Before you start it’s a good idea to warm up. Simply rowing at a relaxed pace for 500-1000 metres should be fine.

Rowing Workout

The workout is split up into 10 rounds of 1 minute intervals.

You will row for 60 seconds, then rest for 60 seconds, and repeat that 10 times.

Try and keep your stroke rate around 26-30 strokes per minute.

You should be working at 80-85% intensity, so that you are not fully recovered before the next rep.

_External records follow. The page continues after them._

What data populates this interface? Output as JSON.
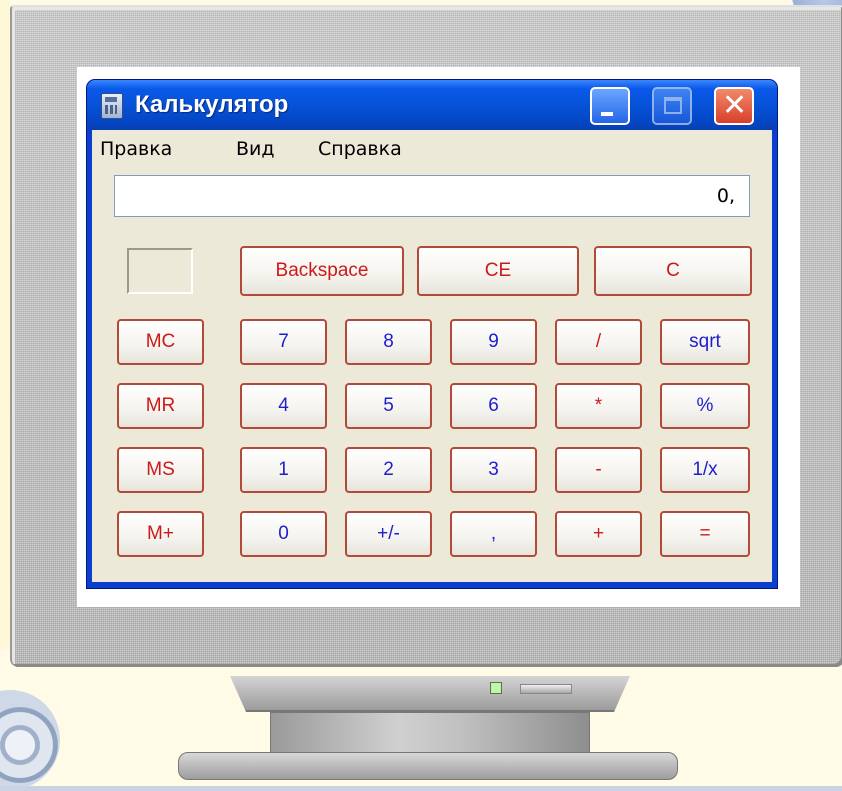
{
  "window": {
    "title": "Калькулятор"
  },
  "menu": [
    "Правка",
    "Вид",
    "Справка"
  ],
  "display": {
    "value": "0,"
  },
  "keys": {
    "backspace": "Backspace",
    "ce": "CE",
    "c": "C",
    "mc": "MC",
    "mr": "MR",
    "ms": "MS",
    "mplus": "M+",
    "d7": "7",
    "d8": "8",
    "d9": "9",
    "d4": "4",
    "d5": "5",
    "d6": "6",
    "d1": "1",
    "d2": "2",
    "d3": "3",
    "d0": "0",
    "sign": "+/-",
    "decimal": ",",
    "divide": "/",
    "multiply": "*",
    "subtract": "-",
    "add": "+",
    "sqrt": "sqrt",
    "percent": "%",
    "reciprocal": "1/x",
    "equals": "="
  },
  "colors": {
    "title_bar": "#0652d8",
    "window_face": "#ece9d8",
    "digit_text": "#1e1ecc",
    "operator_text": "#cc1a1a"
  },
  "icons": {
    "app": "calculator-icon",
    "minimize": "minimize-icon",
    "maximize": "maximize-icon",
    "close": "close-icon"
  }
}
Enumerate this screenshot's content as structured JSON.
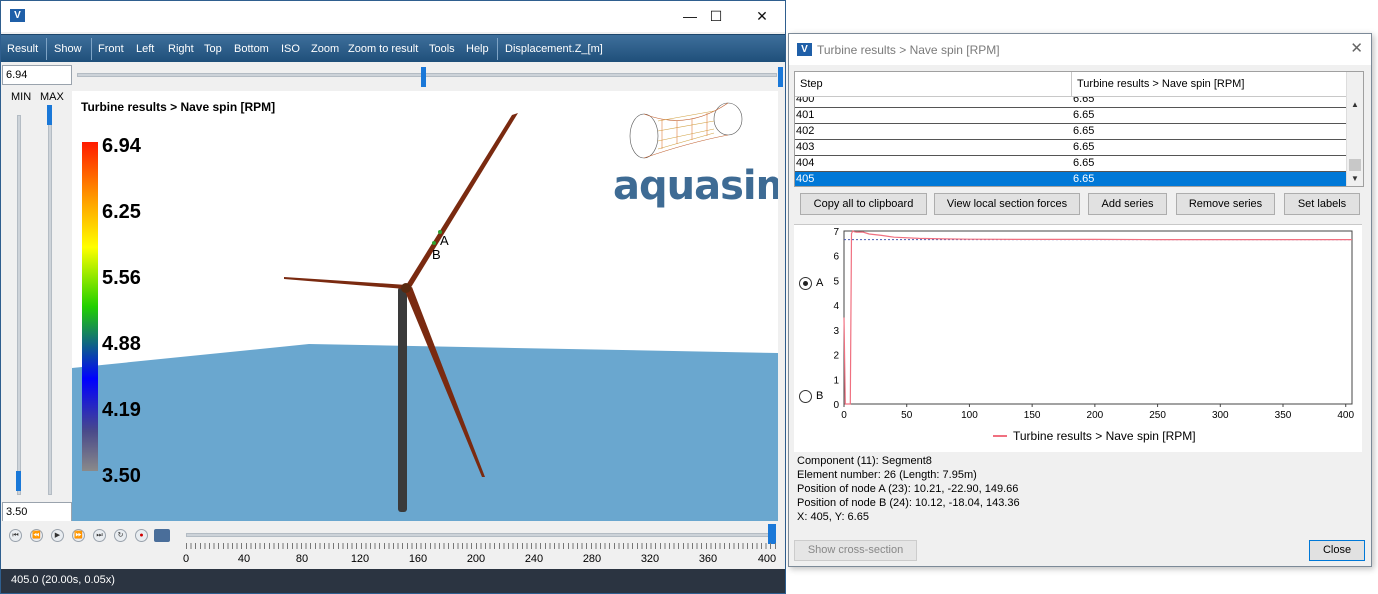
{
  "main": {
    "window_controls": {
      "minimize": "—",
      "maximize": "☐",
      "close": "✕"
    },
    "menu": [
      "Result",
      "Show",
      "Front",
      "Left",
      "Right",
      "Top",
      "Bottom",
      "ISO",
      "Zoom",
      "Zoom to result",
      "Tools",
      "Help",
      "Displacement.Z_[m]"
    ],
    "top_value": "6.94",
    "bottom_value": "3.50",
    "min_label": "MIN",
    "max_label": "MAX",
    "viewport_title": "Turbine results > Nave spin [RPM]",
    "colorbar_labels": [
      "6.94",
      "6.25",
      "5.56",
      "4.88",
      "4.19",
      "3.50"
    ],
    "colorbar_colors": [
      "#ff1a00",
      "#ff9a00",
      "#ffff00",
      "#22d000",
      "#0000ff",
      "#8a8a8a"
    ],
    "logo_text": "aquasim",
    "node_a": "A",
    "node_b": "B",
    "sea_color": "#6aa7cf",
    "blade_color": "#7a2a10",
    "tower_color": "#3a3a3a",
    "timeline_ticks": [
      "0",
      "40",
      "80",
      "120",
      "160",
      "200",
      "240",
      "280",
      "320",
      "360",
      "400"
    ],
    "timeline_progress": 1.0,
    "playback_icons": [
      "first-frame-icon",
      "rewind-icon",
      "play-icon",
      "fast-forward-icon",
      "last-frame-icon",
      "loop-icon",
      "record-icon",
      "camera-icon"
    ],
    "status": "405.0 (20.00s, 0.05x)"
  },
  "dialog": {
    "title": "Turbine results > Nave spin [RPM]",
    "close_glyph": "✕",
    "columns": [
      "Step",
      "Turbine results > Nave spin [RPM]"
    ],
    "rows": [
      [
        "400",
        "6.65"
      ],
      [
        "401",
        "6.65"
      ],
      [
        "402",
        "6.65"
      ],
      [
        "403",
        "6.65"
      ],
      [
        "404",
        "6.65"
      ],
      [
        "405",
        "6.65"
      ]
    ],
    "buttons": [
      "Copy all to clipboard",
      "View local section forces",
      "Add series",
      "Remove series",
      "Set labels"
    ],
    "radio_a": "A",
    "radio_b": "B",
    "legend": "Turbine results > Nave spin [RPM]",
    "info": [
      "Component (11): Segment8",
      "Element number: 26 (Length: 7.95m)",
      "Position of node A (23): 10.21, -22.90, 149.66",
      "Position of node B (24): 10.12, -18.04, 143.36",
      "X: 405, Y: 6.65"
    ],
    "show_cross_section": "Show cross-section",
    "close_button": "Close"
  },
  "chart_data": {
    "type": "line",
    "xlim": [
      0,
      405
    ],
    "ylim": [
      0,
      7
    ],
    "x_ticks": [
      "0",
      "50",
      "100",
      "150",
      "200",
      "250",
      "300",
      "350",
      "400"
    ],
    "y_ticks": [
      "0",
      "1",
      "2",
      "3",
      "4",
      "5",
      "6",
      "7"
    ],
    "series": [
      {
        "name": "Turbine results > Nave spin [RPM]",
        "color": "#f07080",
        "x": [
          0,
          1,
          2,
          3,
          4,
          5,
          6,
          7,
          8,
          10,
          15,
          20,
          30,
          40,
          60,
          80,
          100,
          150,
          200,
          250,
          300,
          350,
          405
        ],
        "y": [
          3.5,
          0,
          0,
          0,
          0,
          0,
          6.9,
          7.0,
          6.97,
          6.95,
          6.96,
          6.88,
          6.82,
          6.75,
          6.7,
          6.68,
          6.67,
          6.66,
          6.66,
          6.65,
          6.65,
          6.65,
          6.65
        ]
      }
    ],
    "reference_line": {
      "y": 6.65,
      "style": "dashed",
      "color": "#4a5ab0"
    }
  }
}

Use the following checklist to make sure all parts of your rowing technique are correct:

  • Sit up straight, shoulders down
  • Loose grip on the handle – no squeezing
  • Straight arms for the initial pull, and only bend towards the end of the stroke
  • Think “Legs – Hips – Arms, Arms – Hips – Legs” for each stroke
  • Pull the handle between lower chest and belly button
  • Don’t go too quickly from the end of the stroke to the start of the next one, this is where a lot of beginners feel they need to rush things


Completing 10 x 1 minute row, 1 minute rest is just one of many combinations of workouts.

If you find it too hard, try 2 sets of 5 x 1 minute row, 1 minute rest with a longer break between.

Mix up the distance: Try 6 x 500m with 2 minutes rest, or 10 x 250m with 1 minute rest.

Include active rest: Instead of stopping to rest completely, you can try rowing at a relaxed pace between your reps.